Joanne Dugan is a visual artist who lives and works in New York City.  

Her current practice involves the experimental use of traditional silver-based analogue materials and cyanotype processes to explore photography as a three-dimensional, physical medium. Her unique-image works utilize intricate, repetitive hand-cutting and painting techniques, chemical alterations and vintage equipment to pay homage to the physical limitations and opportunities found in analogue methods, while also exploring the potential for creating works informed by mindfulness practices. Each piece is fully rendered by hand, slowly.


Joanne’s works have been exhibited in the United States, Germany, Amsterdam and Japan. They are part of many public and private collections and have been featured in The New York Times Magazine and the Harvard Review. 

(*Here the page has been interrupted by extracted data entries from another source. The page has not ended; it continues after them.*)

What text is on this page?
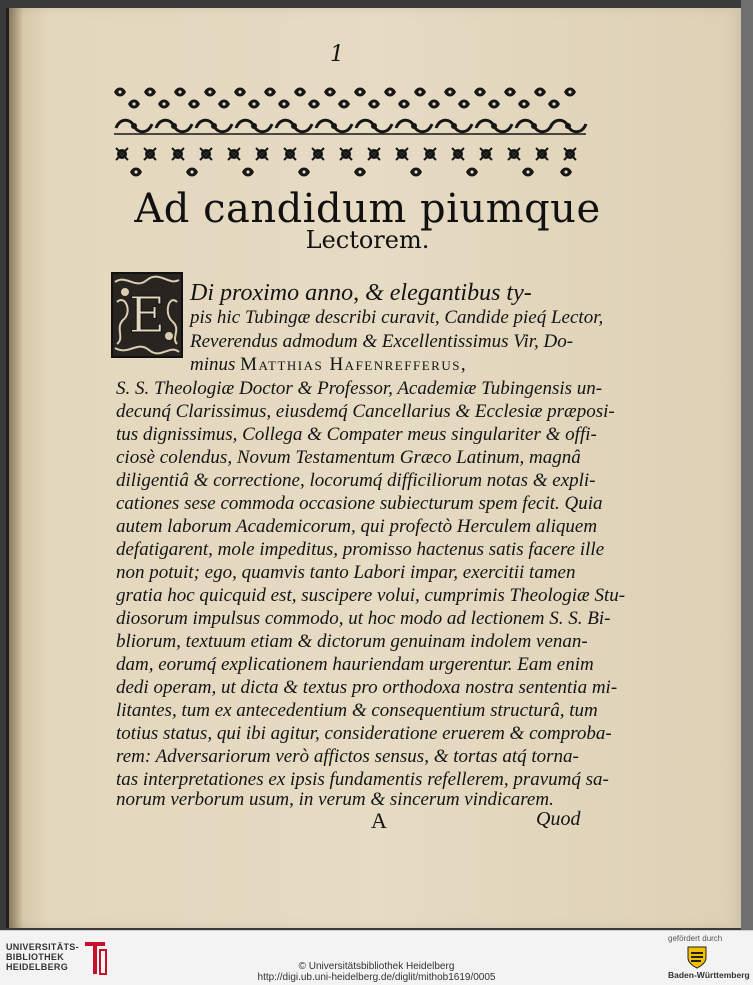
1
Ad candidum piumque
Lectorem.
E Di proximo anno, & elegantibus ty-
pis hic Tubingæ describi curavit, Candide pieq́ Lector,
Reverendus admodum & Excellentissimus Vir, Do-
minus Matthias Hafenrefferus,
S. S. Theologiæ Doctor & Professor, Academiæ Tubingensis un-
decunq́ Clarissimus, eiusdemq́ Cancellarius & Ecclesiæ præposi-
tus dignissimus, Collega & Compater meus singulariter & offi-
ciosè colendus, Novum Testamentum Græco Latinum, magnâ
diligentiâ & correctione, locorumq́ difficiliorum notas & expli-
cationes sese commoda occasione subiecturum spem fecit. Quia
autem laborum Academicorum, qui profectò Herculem aliquem
defatigarent, mole impeditus, promisso hactenus satis facere ille
non potuit; ego, quamvis tanto Labori impar, exercitii tamen
gratia hoc quicquid est, suscipere volui, cumprimis Theologiæ Stu-
diosorum impulsus commodo, ut hoc modo ad lectionem S. S. Bi-
bliorum, textuum etiam & dictorum genuinam indolem venan-
dam, eorumq́ explicationem hauriendam urgerentur. Eam enim
dedi operam, ut dicta & textus pro orthodoxa nostra sententia mi-
litantes, tum ex antecedentium & consequentium structurâ, tum
totius status, qui ibi agitur, consideratione eruerem & comproba-
rem: Adversariorum verò affictos sensus, & tortas atq́ tornа-
tas interpretationes ex ipsis fundamentis refellerem, pravumq́ sa-
norum verborum usum, in verum & sincerum vindicarem.
A	Quod
UNIVERSITÄTS-
BIBLIOTHEK
HEIDELBERG	© Universitätsbibliothek Heidelberg
http://digi.ub.uni-heidelberg.de/diglit/mithob1619/0005
gefördert durch
Baden-Württemberg
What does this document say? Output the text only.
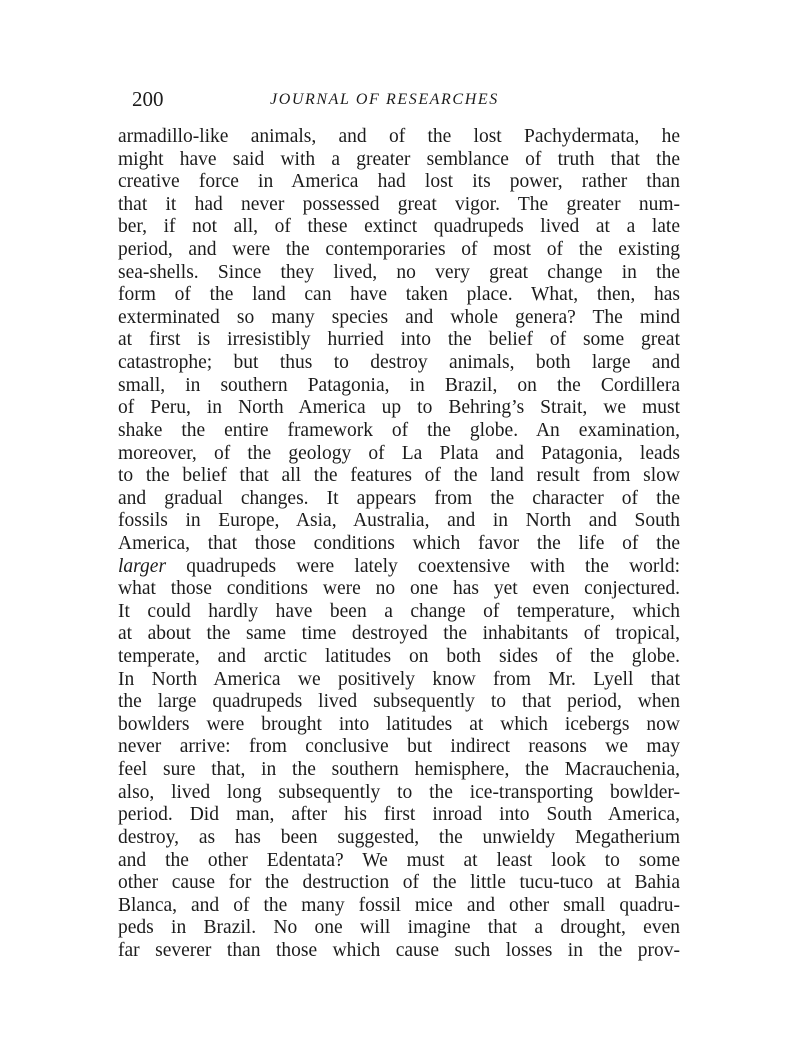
200	JOURNAL OF RESEARCHES
armadillo-like animals, and of the lost Pachydermata, he
might have said with a greater semblance of truth that the
creative force in America had lost its power, rather than
that it had never possessed great vigor. The greater num-
ber, if not all, of these extinct quadrupeds lived at a late
period, and were the contemporaries of most of the existing
sea-shells. Since they lived, no very great change in the
form of the land can have taken place. What, then, has
exterminated so many species and whole genera? The mind
at first is irresistibly hurried into the belief of some great
catastrophe; but thus to destroy animals, both large and
small, in southern Patagonia, in Brazil, on the Cordillera
of Peru, in North America up to Behring’s Strait, we must
shake the entire framework of the globe. An examination,
moreover, of the geology of La Plata and Patagonia, leads
to the belief that all the features of the land result from slow
and gradual changes. It appears from the character of the
fossils in Europe, Asia, Australia, and in North and South
America, that those conditions which favor the life of the
larger quadrupeds were lately coextensive with the world:
what those conditions were no one has yet even conjectured.
It could hardly have been a change of temperature, which
at about the same time destroyed the inhabitants of tropical,
temperate, and arctic latitudes on both sides of the globe.
In North America we positively know from Mr. Lyell that
the large quadrupeds lived subsequently to that period, when
bowlders were brought into latitudes at which icebergs now
never arrive: from conclusive but indirect reasons we may
feel sure that, in the southern hemisphere, the Macrauchenia,
also, lived long subsequently to the ice-transporting bowlder-
period. Did man, after his first inroad into South America,
destroy, as has been suggested, the unwieldy Megatherium
and the other Edentata? We must at least look to some
other cause for the destruction of the little tucu-tuco at Bahia
Blanca, and of the many fossil mice and other small quadru-
peds in Brazil. No one will imagine that a drought, even
far severer than those which cause such losses in the prov-
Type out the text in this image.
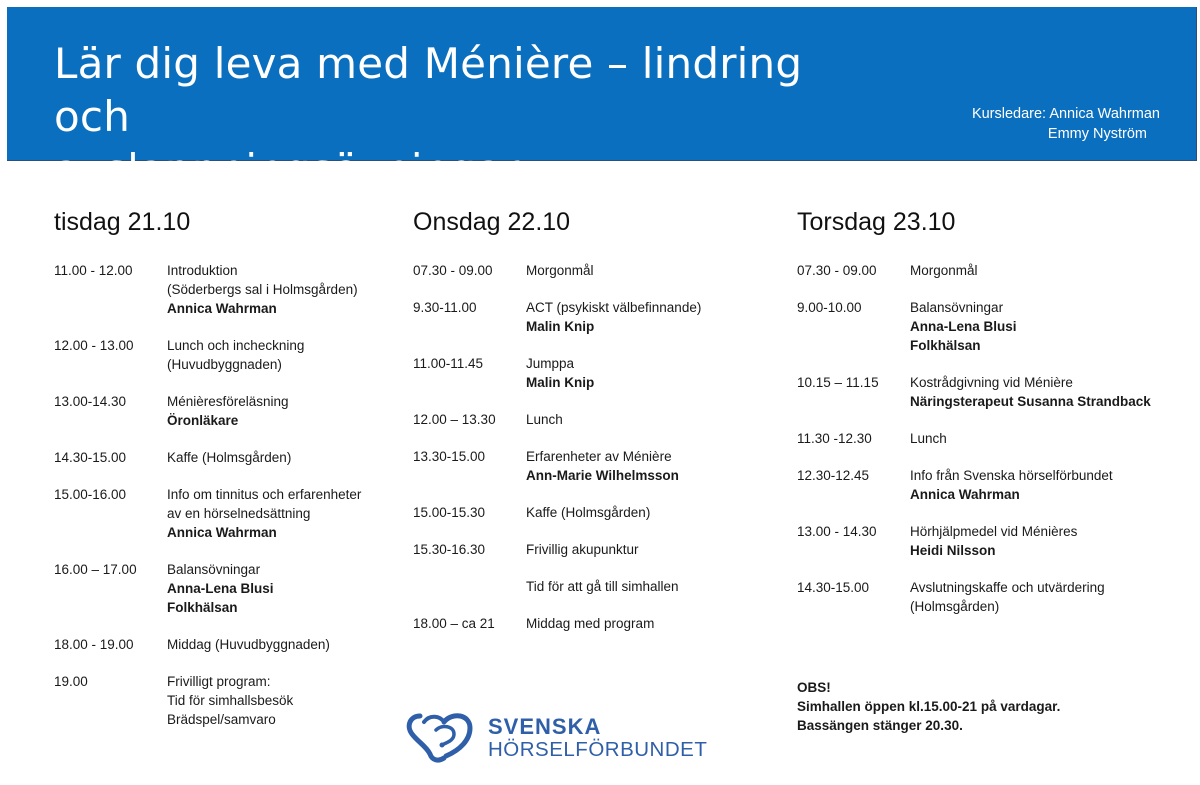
Lär dig leva med Ménière – lindring och
avslappningsövningar
Kursledare: Annica Wahrman
Emmy Nyström
tisdag 21.10
11.00 - 12.00	Introduktion
(Söderbergs sal i Holmsgården)
Annica Wahrman
12.00 - 13.00	Lunch och incheckning
(Huvudbyggnaden)
13.00-14.30	Ménièresföreläsning
Öronläkare
14.30-15.00	Kaffe (Holmsgården)
15.00-16.00	Info om tinnitus och erfarenheter
av en hörselnedsättning
Annica Wahrman
16.00 – 17.00	Balansövningar
Anna-Lena Blusi
Folkhälsan
18.00 - 19.00	Middag (Huvudbyggnaden)
19.00	Frivilligt program:
Tid för simhallsbesök
Brädspel/samvaro
Onsdag 22.10
07.30 - 09.00	Morgonmål
9.30-11.00	ACT (psykiskt välbefinnande)
Malin Knip
11.00-11.45	Jumppa
Malin Knip
12.00 – 13.30	Lunch
13.30-15.00	Erfarenheter av Ménière
Ann-Marie Wilhelmsson
15.00-15.30	Kaffe (Holmsgården)
15.30-16.30	Frivillig akupunktur
Tid för att gå till simhallen
18.00 – ca 21	Middag med program
Torsdag 23.10
07.30 - 09.00	Morgonmål
9.00-10.00	Balansövningar
Anna-Lena Blusi
Folkhälsan
10.15 – 11.15	Kostrådgivning vid Ménière
Näringsterapeut Susanna Strandback
11.30 -12.30	Lunch
12.30-12.45	Info från Svenska hörselförbundet
Annica Wahrman
13.00 - 14.30	Hörhjälpmedel vid Ménières
Heidi Nilsson
14.30-15.00	Avslutningskaffe och utvärdering
(Holmsgården)
OBS!
Simhallen öppen kl.15.00-21 på vardagar.
Bassängen stänger 20.30.
SVENSKA
HÖRSELFÖRBUNDET
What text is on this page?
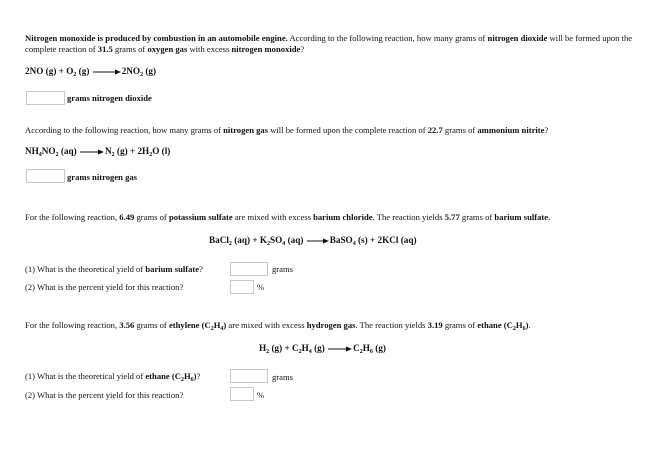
Nitrogen monoxide is produced by combustion in an automobile engine. According to the following reaction, how many grams of nitrogen dioxide will be formed upon the complete reaction of 31.5 grams of oxygen gas with excess nitrogen monoxide?
2NO $(g) + O_2$ $(g) \to 2NO_2$ (g)
grams nitrogen dioxide
According to the following reaction, how many grams of nitrogen gas will be formed upon the complete reaction of 22.7 grams of ammonium nitrite?
$NH_4NO_2$ $(aq) \to N_2$ $(g) + 2H_2O$ (l)
grams nitrogen gas
For the following reaction, 6.49 grams of potassium sulfate are mixed with excess barium chloride. The reaction yields 5.77 grams of barium sulfate.
BaCl$_2$ $(aq) + K_2SO_4$ (aq) →BaSO$_4$ (s) + 2KCl (aq)
(1) What is the theoretical yield of barium sulfate?	grams
(2) What is the percent yield for this reaction?	%
For the following reaction, 3.56 grams of ethylene $(C_2H_4)$ are mixed with excess hydrogen gas. The reaction yields 3.19 grams of ethane $(C_2H_6)$.
$H_2$ $(g) + C_2H_4$ $(g) \to C_2H_6$ (g)
(1) What is the theoretical yield of ethane $(C_2H_6)$?	grams
(2) What is the percent yield for this reaction?	%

As an author, Joanne’s image/text pairings have been published in seven books, including two fine-art monographs. Her limited-edition artist book Mostly True is in the permanent library collections of The J. Paul Getty Museum, The Los Angeles County Museum of Art, The New York Public Library and The George Eastman House. She is the editor of Summertime (Chronicle Books), a hardcover photography book featuring the work 46 emerging and established photographers.


Joanne is a faculty member of the International Center of Photography in New York City and the Fine Arts Work Center in Provincetown, MA. She has taught and lectured about the creative process in numerous institutions across the country. As an active mentor for students in many contexts, she is at work on a new book about the use of photography as a daily creative practice. Her studio and darkroom are located in a 19th-century building in Union Square and she lives in Harlem.